Einer der wichtigsten Aspekte eures Unterrichts ist sicher die Vermittlung der Wahrheit und der Schönheit des Wortes Gottes, und die Kenntnis der Bibel ist ein grundlegendes Element im Lehrplan der katholischen Religion. Es besteht eine Verbindung zwischen dem Religionsunterricht in der Schule und der existentiellen Vertiefung des Glaubens, die in den Pfarreien und in den verschiedenen kirchlichen Wirklichkeiten stattfindet. Diese Verbindung stellt die Person des katholischen Religionslehrers selbst dar: Wie jeder Lehrer seid ihr zu menschlicher, kultureller und didaktischer Kompetenz verpflichtet. Darüber hinaus seid ihr jedoch berufen, deutlich zu machen, daß jener Gott, von dem ihr im Klassenraum sprecht, den wesentlichen Bezugspunkt in eurem Leben darstellt. Eure Anwesenheit ist weit davon entfernt, eine Einmischung oder eine Beschränkung der Freiheit darzustellen. Sie ist im Gegenteil ein gutes Beispiel für jenen positiven Geist der Laizität, der es erlaubt, ein konstruktives ziviles Zusammenleben zu fördern, das auf gegenseitiger Achtung und aufrichtigem Dialog gründet: auf Werten, die ein Land immer braucht.
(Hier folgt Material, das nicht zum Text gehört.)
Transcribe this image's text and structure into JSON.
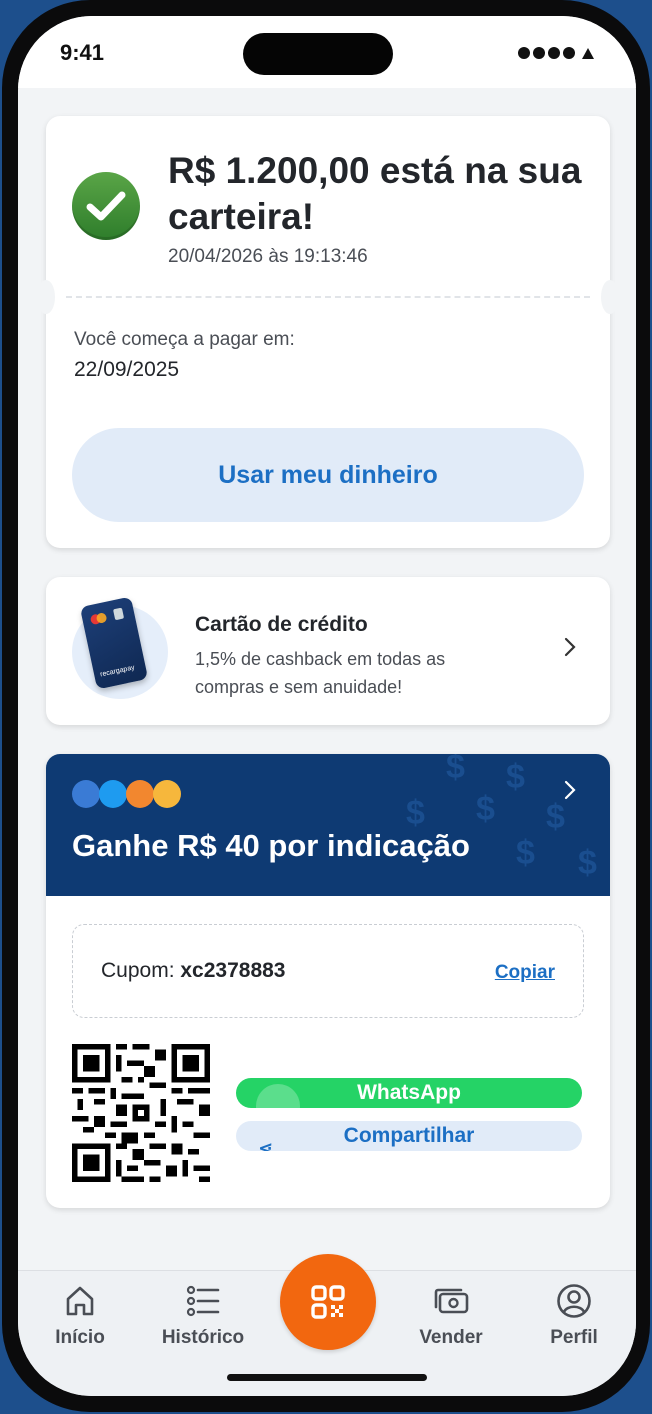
{
  "status_bar": {
    "time": "9:41"
  },
  "success": {
    "title": "R$ 1.200,00 está na sua carteira!",
    "datetime": "20/04/2026 às 19:13:46",
    "payment_label": "Você começa a pagar em:",
    "payment_date": "22/09/2025",
    "button_label": "Usar meu dinheiro"
  },
  "credit_card": {
    "title": "Cartão de crédito",
    "description": "1,5% de cashback em todas as compras e sem anuidade!",
    "card_brand": "recargapay"
  },
  "referral": {
    "title": "Ganhe R$ 40 por indicação",
    "coupon_label": "Cupom:",
    "coupon_code": "xc2378883",
    "copy_label": "Copiar",
    "whatsapp_label": "WhatsApp",
    "share_label": "Compartilhar",
    "avatar_colors": [
      "#3a7bd5",
      "#1e9bf0",
      "#f2872f",
      "#f6b73c"
    ]
  },
  "nav": {
    "items": [
      {
        "label": "Início",
        "icon": "home-icon"
      },
      {
        "label": "Histórico",
        "icon": "list-icon"
      },
      {
        "label": "Vender",
        "icon": "money-icon"
      },
      {
        "label": "Perfil",
        "icon": "profile-icon"
      }
    ],
    "center_icon": "qr-code-icon"
  },
  "colors": {
    "accent_blue": "#1c6fc4",
    "banner_navy": "#0e3a73",
    "success_green": "#2e7d2b",
    "whatsapp_green": "#25d366",
    "fab_orange": "#f2670f"
  }
}
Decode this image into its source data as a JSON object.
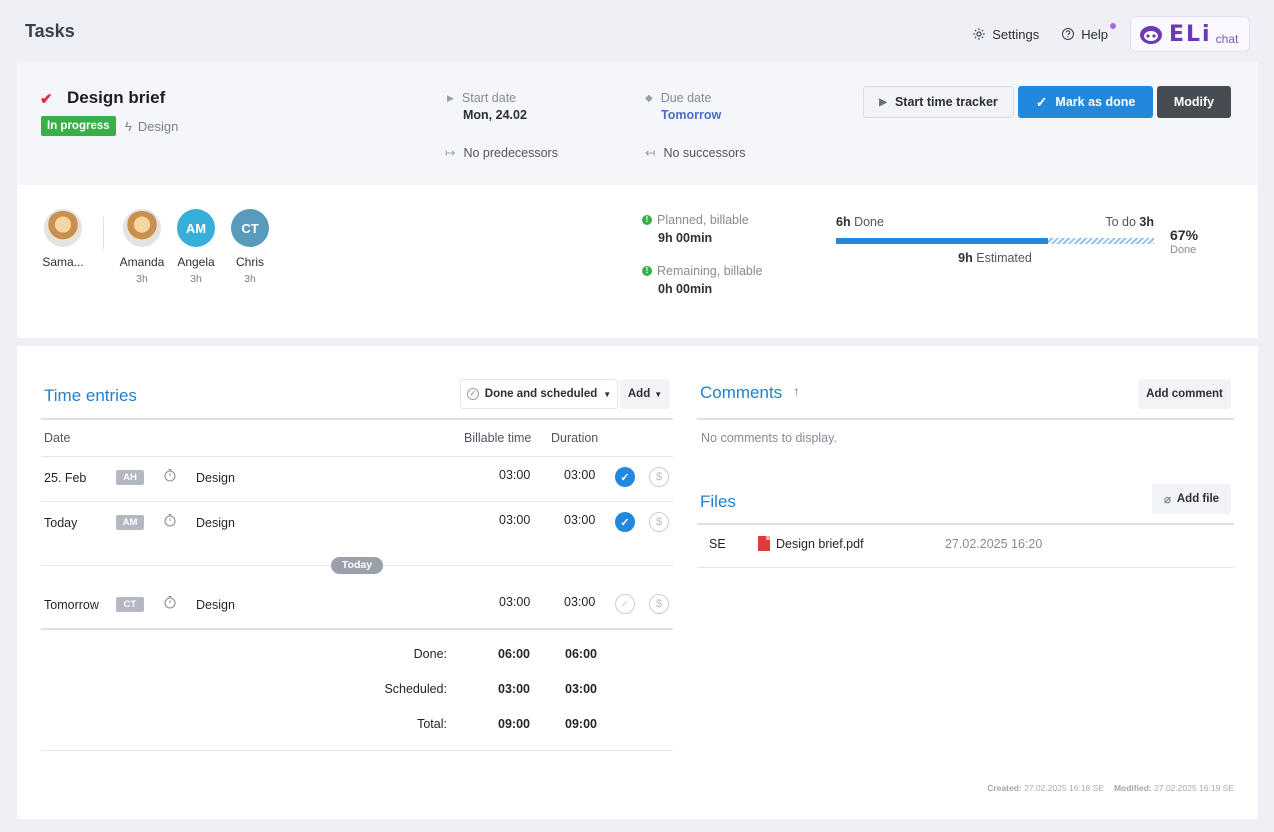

Mit den Worten des Apostels Paulus, die das Motto eurer Begegnung sind, wünsche ich euch allen, daß der Herr euch die Freude schenken möge, euch niemals seines Evangeliums zu schämen. Er schenke euch auch die Gnade, es zu leben, sowie die Leidenschaft, die Neuheit mitzuteilen und zu pflegen, die von ihm ausströmt für das Leben der Welt. Mit diesen Empfindungen segne ich euch und eure Familien, zusammen mit all jenen – Schülern und Lehrern –, denen ihr täglich begegnet in jener Personen- und Lebensgemeinschaft, die die Schule ist.